2003 Seattle Annual Meeting (November 2–5, 2003)

Paper No. 12
Presentation Time: 10:45 AM

LARGE-SCALE LOW d18O RHYOLITIC VOLCANISM, BRUNEAU-JARBIDGE VOLCANIC FIELD, IDAHO


BOROUGHS, Scott, Geology Department, Washington State Univ, Pullman, WA 99163, WOLFF, J.A., Geology, Washington State Univ, P.O. Box 642812, Pullman, WA 99163, BONNICHSEN, B., Idaho State Geol Survey, University of Idaho, Moscow, ID 83014, GODCHAUX, Martha M., Geology, Mount Holyoke College, 927 East Seventh Street, Moscow, ID 83843 and LARSON, Peter B., Department of Geology, Washington State Univ, Pullman, WA 99164, entoptics@turbonet.com

The Bruneau-Jarbidge (B-J) volcanic field is located in southern Idaho at the intersection of the western and eastern arms of the Snake River Plain. The western arm is thought to be an extensional basin initiated when the Yellowstone hotspot was beneath the B-J area, while the eastern arm is the track of the hotspot as volcanism proceeded ENE from 12 Ma to its present location in western Wyoming.

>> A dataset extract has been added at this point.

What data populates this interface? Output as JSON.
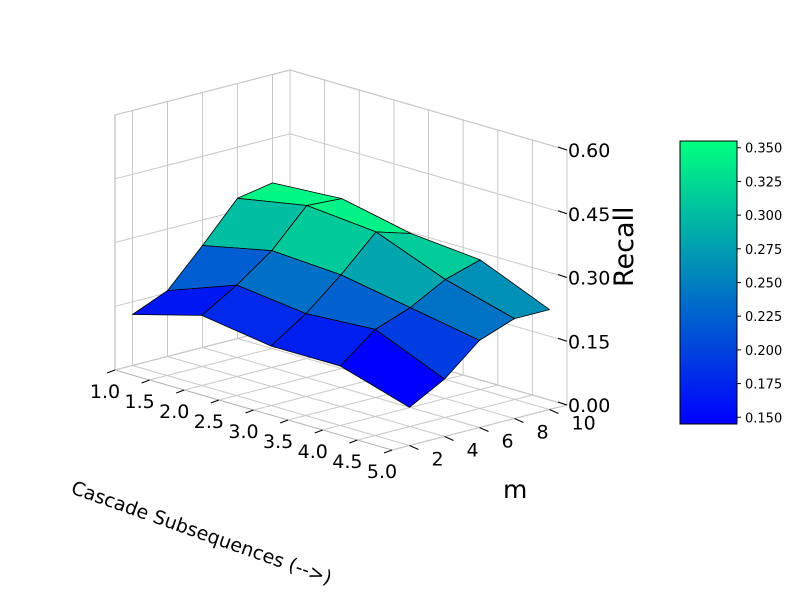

The B-J region is an oval structural basin of about 6000 km2, and is likely a system of nested caldera and collapse structures similar to, though much larger than, the Yellowstone Volcanic Plateau. Exposed B-J rocks are high-temperature rhyolite lavas and tuffs, and volumetrically minor basalts. Magmatism occurred between about 12 and 8 Ma in three temporally overlapping episodes: 1) eruption of the volumetrically dominant Cougar Point Tuff; 2) extrusion of large rhyolite lavas; 3) emplacement of a veneer of basalt. We have analyzed oxygen isotope ratios in feldspar and, where present, quartz from 30 rhyolite units emplaced throughout the history of the B-J center. All, including the Cougar Point Tuff, are 18O depleted (d18OFSP=-1.3 to 3.7‰), while contemporaneous petrographically and chemically similar lavas erupted outside the B-J center, along the nearby Owyhee Front, have “normal” rhyolite magmatic d18OFSP values of 7 - 9‰. Volumes of individual strongly depleted units are as large as 500 km3. There is no evidence for significant modification of oxygen isotope ratios by post-eruptive alteration. No correlation exists between d18O and age, magmatic temperature, major element composition or trace element abundances among depleted B-J rhyolites. At Yellowstone, only the volumetrically minor post-caldera collapse lavas show strong 18O depletion. In contrast, both lavas and caldera-forming ignimbrites are strongly 18O-depleted at B-J. The minimum total volume of strongly 18O-depleted rhyolite may be as high as 10,000 km3, requiring massive involvement of meteoric-hydrothermally altered crust in rhyolite petrogenesis throughout the history of the volcanic field. Hydrothermal modification of the crust under the thermal influence of the Yellowstone hotspot apparently preceded voluminous rhyolite generation at Bruneau-Jarbidge.